Use appropriatly sized comparison instruction for small values.
GHC currently defaults all comparisons originating from Cmm switch statements to 64bit on x64.
This incurs a small overhead in instruction size. Fixing this manually gave a speedup of ~1,5% in microbenchmarks.
In detail we generate Cmm of the form:
_s8Dg::P64 = R1;
_c8EF::P64 = _s8Dg::P64 & 7;
switch [1 .. 2] _c8EF::P64 {
case 1 : goto c8Ey;
case 2 : goto c8EC;
}
Which results in assembly like:
andl $7,%ebx
cmpq $1,%rbx
It's obvious that c8EF fits into a byte, but is sized up to 64 bits. Changing this would enable us to use cmpl instead of cmpq and save us a byte on each comparison.

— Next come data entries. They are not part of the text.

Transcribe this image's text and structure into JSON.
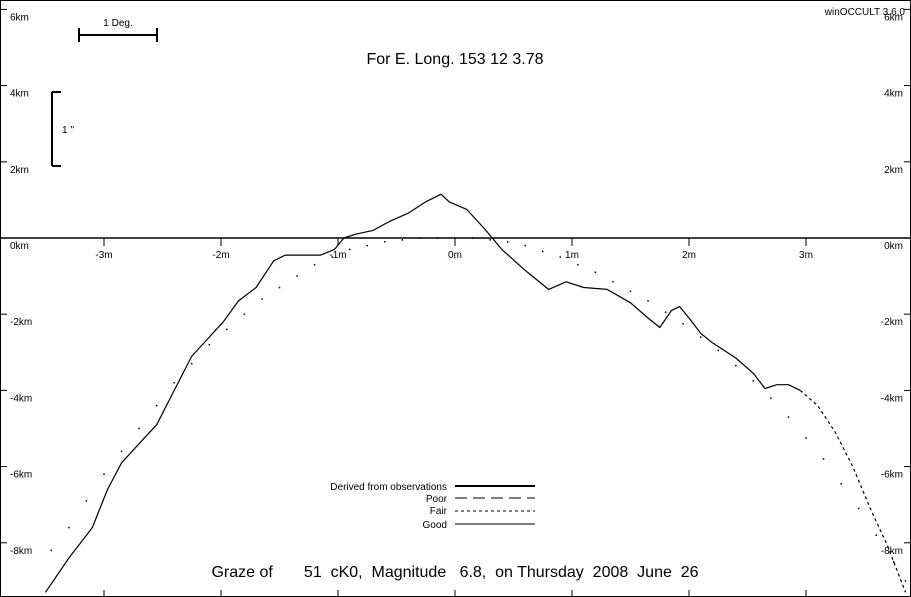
{
  "app_version": "winOCCULT 3.6.0",
  "header": "For E. Long.  153 12  3.78",
  "footer": "Graze of       51  cK0,  Magnitude   6.8,  on Thursday  2008  June  26",
  "scale_bars": {
    "degree": "1 Deg.",
    "arcsec": "1 ''"
  },
  "legend": {
    "derived": "Derived from observations",
    "poor": "Poor",
    "fair": "Fair",
    "good": "Good"
  },
  "chart_data": {
    "type": "line",
    "xlabel": "",
    "ylabel": "",
    "xlim": [
      -3.9,
      3.9
    ],
    "ylim": [
      -9.3,
      6.2
    ],
    "x_ticks": [
      {
        "v": -3,
        "t": "-3m"
      },
      {
        "v": -2,
        "t": "-2m"
      },
      {
        "v": -1,
        "t": "-1m"
      },
      {
        "v": 0,
        "t": "0m"
      },
      {
        "v": 1,
        "t": "1m"
      },
      {
        "v": 2,
        "t": "2m"
      },
      {
        "v": 3,
        "t": "3m"
      }
    ],
    "y_ticks": [
      {
        "v": 6,
        "t": "6km"
      },
      {
        "v": 4,
        "t": "4km"
      },
      {
        "v": 2,
        "t": "2km"
      },
      {
        "v": 0,
        "t": "0km"
      },
      {
        "v": -2,
        "t": "-2km"
      },
      {
        "v": -4,
        "t": "-4km"
      },
      {
        "v": -6,
        "t": "-6km"
      },
      {
        "v": -8,
        "t": "-8km"
      }
    ],
    "series": [
      {
        "style": "solid",
        "x": [
          -3.5,
          -3.3,
          -3.1,
          -2.97,
          -2.85,
          -2.7,
          -2.55,
          -2.4,
          -2.25,
          -2.1,
          -1.98,
          -1.85,
          -1.7,
          -1.55,
          -1.45,
          -1.3,
          -1.15,
          -1.03,
          -0.95,
          -0.85,
          -0.7,
          -0.55,
          -0.4,
          -0.25,
          -0.12,
          -0.05,
          0.1,
          0.25,
          0.4,
          0.6,
          0.8,
          0.95,
          1.1,
          1.3,
          1.5,
          1.65,
          1.75,
          1.85,
          1.92,
          2.0,
          2.1,
          2.2,
          2.4,
          2.55,
          2.65,
          2.75,
          2.85,
          2.95
        ],
        "y": [
          -9.3,
          -8.4,
          -7.6,
          -6.6,
          -5.9,
          -5.4,
          -4.9,
          -4.0,
          -3.1,
          -2.6,
          -2.2,
          -1.65,
          -1.3,
          -0.6,
          -0.45,
          -0.45,
          -0.45,
          -0.3,
          0.0,
          0.1,
          0.2,
          0.45,
          0.65,
          0.95,
          1.15,
          0.95,
          0.75,
          0.25,
          -0.3,
          -0.85,
          -1.35,
          -1.15,
          -1.3,
          -1.35,
          -1.7,
          -2.1,
          -2.35,
          -1.9,
          -1.8,
          -2.1,
          -2.5,
          -2.75,
          -3.15,
          -3.55,
          -3.95,
          -3.85,
          -3.85,
          -4.0
        ]
      },
      {
        "style": "fair",
        "x": [
          2.95,
          3.1,
          3.25,
          3.4,
          3.55,
          3.7,
          3.85
        ],
        "y": [
          -4.0,
          -4.4,
          -5.1,
          -6.0,
          -7.1,
          -8.1,
          -9.3
        ]
      },
      {
        "style": "dotted",
        "x": [
          -3.45,
          -3.3,
          -3.15,
          -3.0,
          -2.85,
          -2.7,
          -2.55,
          -2.4,
          -2.25,
          -2.1,
          -1.95,
          -1.8,
          -1.65,
          -1.5,
          -1.35,
          -1.2,
          -1.05,
          -0.9,
          -0.75,
          -0.6,
          -0.45,
          -0.3,
          -0.15,
          0.0,
          0.15,
          0.3,
          0.45,
          0.6,
          0.75,
          0.9,
          1.05,
          1.2,
          1.35,
          1.5,
          1.65,
          1.8,
          1.95,
          2.1,
          2.25,
          2.4,
          2.55,
          2.7,
          2.85,
          3.0,
          3.15,
          3.3,
          3.45,
          3.6,
          3.75,
          3.85
        ],
        "y": [
          -8.2,
          -7.6,
          -6.9,
          -6.2,
          -5.6,
          -5.0,
          -4.4,
          -3.8,
          -3.3,
          -2.8,
          -2.4,
          -2.0,
          -1.6,
          -1.3,
          -1.0,
          -0.7,
          -0.5,
          -0.3,
          -0.2,
          -0.1,
          -0.05,
          0.0,
          0.0,
          0.0,
          0.0,
          -0.05,
          -0.1,
          -0.2,
          -0.35,
          -0.5,
          -0.7,
          -0.9,
          -1.15,
          -1.4,
          -1.65,
          -1.95,
          -2.25,
          -2.6,
          -2.95,
          -3.35,
          -3.75,
          -4.2,
          -4.7,
          -5.25,
          -5.8,
          -6.45,
          -7.1,
          -7.8,
          -8.5,
          -9.0
        ]
      }
    ]
  }
}
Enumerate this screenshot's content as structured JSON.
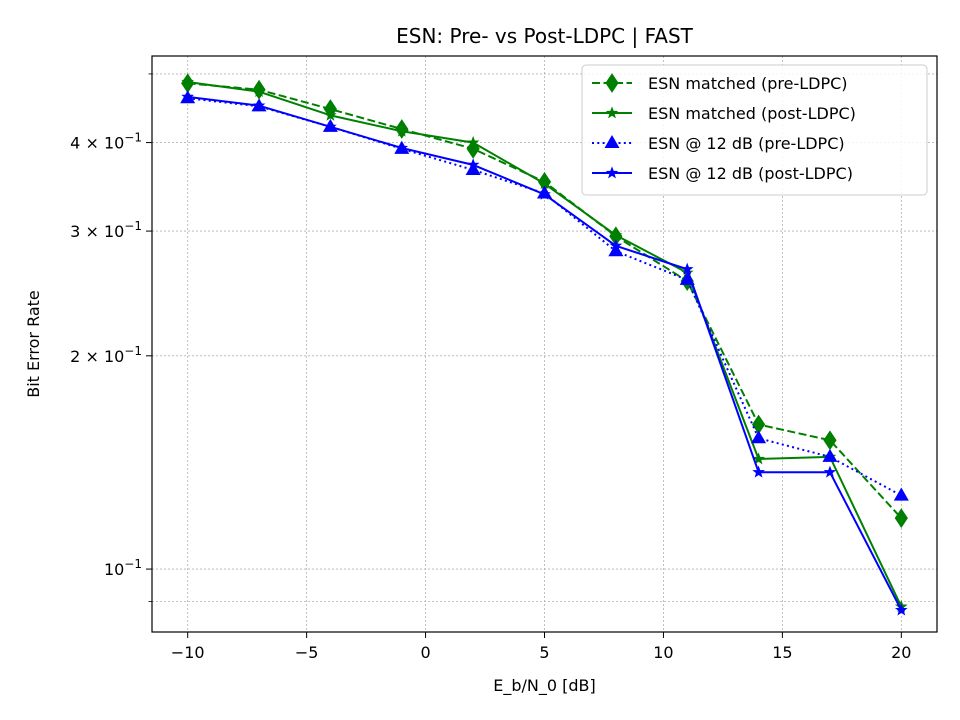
{
  "chart_data": {
    "type": "line",
    "title": "ESN: Pre- vs Post-LDPC | FAST",
    "xlabel": "E_b/N_0 [dB]",
    "ylabel": "Bit Error Rate",
    "x": [
      -10,
      -7,
      -4,
      -1,
      2,
      5,
      8,
      11,
      14,
      17,
      20
    ],
    "xlim": [
      -11.5,
      21.5
    ],
    "ylim": [
      0.0815,
      0.53
    ],
    "yscale": "log",
    "grid": true,
    "legend_position": "top-right",
    "xticks": [
      {
        "value": -10,
        "label": "−10"
      },
      {
        "value": -5,
        "label": "−5"
      },
      {
        "value": 0,
        "label": "0"
      },
      {
        "value": 5,
        "label": "5"
      },
      {
        "value": 10,
        "label": "10"
      },
      {
        "value": 15,
        "label": "15"
      },
      {
        "value": 20,
        "label": "20"
      }
    ],
    "yticks_major": [
      {
        "value": 0.1,
        "base": "10",
        "exp": "−1",
        "coef": ""
      },
      {
        "value": 0.2,
        "base": "10",
        "exp": "−1",
        "coef": "2 × "
      },
      {
        "value": 0.3,
        "base": "10",
        "exp": "−1",
        "coef": "3 × "
      },
      {
        "value": 0.4,
        "base": "10",
        "exp": "−1",
        "coef": "4 × "
      }
    ],
    "yticks_minor": [
      0.09,
      0.5
    ],
    "series": [
      {
        "name": "ESN matched (pre-LDPC)",
        "color": "#008000",
        "linestyle": "dashed",
        "marker": "diamond",
        "values": [
          0.485,
          0.475,
          0.446,
          0.418,
          0.392,
          0.352,
          0.295,
          0.255,
          0.16,
          0.152,
          0.118
        ]
      },
      {
        "name": "ESN matched (post-LDPC)",
        "color": "#008000",
        "linestyle": "solid",
        "marker": "star",
        "values": [
          0.487,
          0.472,
          0.437,
          0.415,
          0.4,
          0.35,
          0.296,
          0.262,
          0.143,
          0.144,
          0.0885
        ]
      },
      {
        "name": "ESN @ 12 dB (pre-LDPC)",
        "color": "#0000ff",
        "linestyle": "dotted",
        "marker": "triangle",
        "values": [
          0.462,
          0.45,
          0.421,
          0.392,
          0.366,
          0.339,
          0.281,
          0.256,
          0.153,
          0.144,
          0.127
        ]
      },
      {
        "name": "ESN @ 12 dB (post-LDPC)",
        "color": "#0000ff",
        "linestyle": "solid",
        "marker": "star",
        "values": [
          0.464,
          0.451,
          0.421,
          0.393,
          0.372,
          0.338,
          0.286,
          0.265,
          0.137,
          0.137,
          0.0875
        ]
      }
    ]
  }
}
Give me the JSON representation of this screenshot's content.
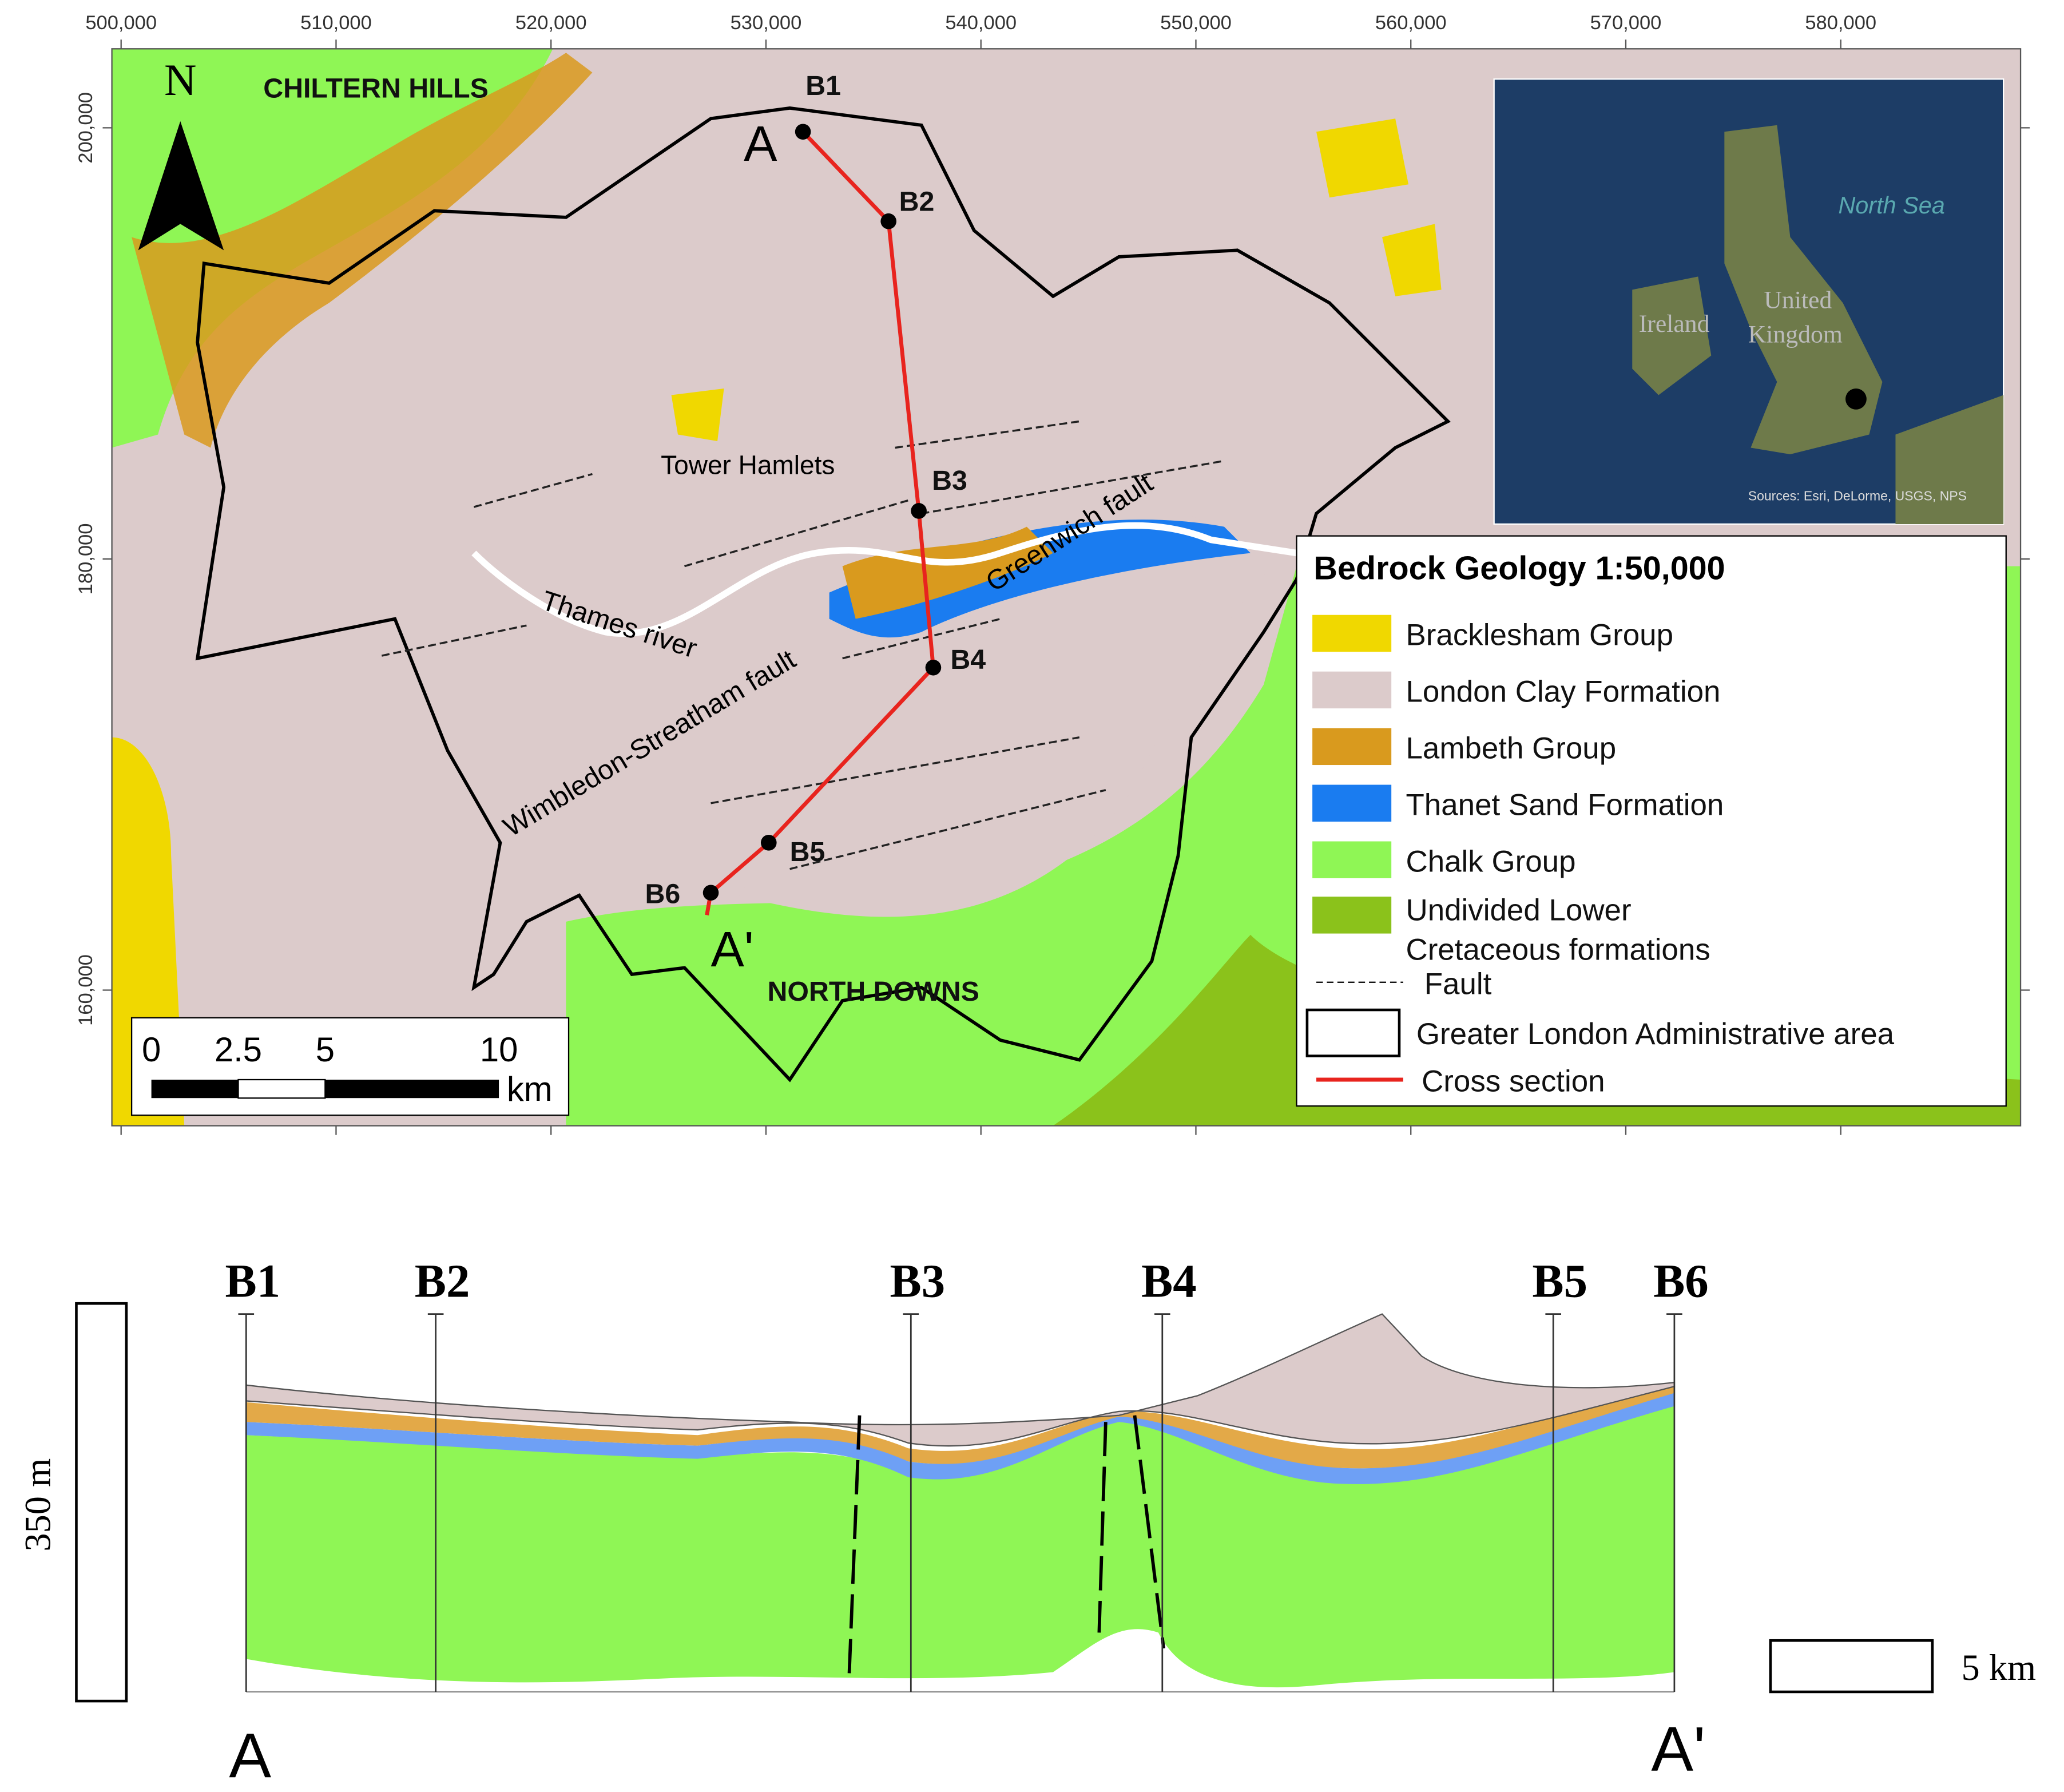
{
  "map": {
    "x_ticks": [
      "500,000",
      "510,000",
      "520,000",
      "530,000",
      "540,000",
      "550,000",
      "560,000",
      "570,000",
      "580,000"
    ],
    "y_ticks": [
      "200,000",
      "180,000",
      "160,000"
    ],
    "north": "N",
    "places": {
      "chiltern": "CHILTERN HILLS",
      "north_downs": "NORTH DOWNS",
      "tower_hamlets": "Tower Hamlets",
      "thames": "Thames river",
      "greenwich": "Greenwich fault",
      "wimbledon": "Wimbledon-Streatham fault"
    },
    "boreholes": [
      "B1",
      "B2",
      "B3",
      "B4",
      "B5",
      "B6"
    ],
    "section_ends": [
      "A",
      "A'"
    ],
    "inset": {
      "sea": "North Sea",
      "ireland": "Ireland",
      "uk_1": "United",
      "uk_2": "Kingdom",
      "credit": "Sources: Esri, DeLorme, USGS, NPS"
    },
    "scale_bar": {
      "labels": [
        "0",
        "2.5",
        "5",
        "10"
      ],
      "unit": "km"
    },
    "legend": {
      "title": "Bedrock Geology 1:50,000",
      "items": [
        "Bracklesham Group",
        "London Clay Formation",
        "Lambeth Group",
        "Thanet Sand Formation",
        "Chalk Group",
        "Undivided Lower",
        "Cretaceous formations",
        "Fault",
        "Greater London Administrative area",
        "Cross section"
      ]
    }
  },
  "cross_section": {
    "boreholes": [
      "B1",
      "B2",
      "B3",
      "B4",
      "B5",
      "B6"
    ],
    "vertical_scale": "350 m",
    "horizontal_scale": "5 km",
    "ends": [
      "A",
      "A'"
    ]
  }
}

While this isn't major in my microbenchmarks it resultet in a speedup of ~1,5% for such constructs in inner loops.
Trac metadata
| Trac field | Value |
|---|---|
| Version | |
| Type | Task |
| TypeOfFailure | OtherFailure |
| Priority | normal |
| Resolution | Unresolved |
| Component | Compiler (CodeGen) |
| Test case | |
| Differential revisions | |
| BlockedBy | |
| Related | |
| Blocking | |
| CC | |
| Operating system | |
| Architecture |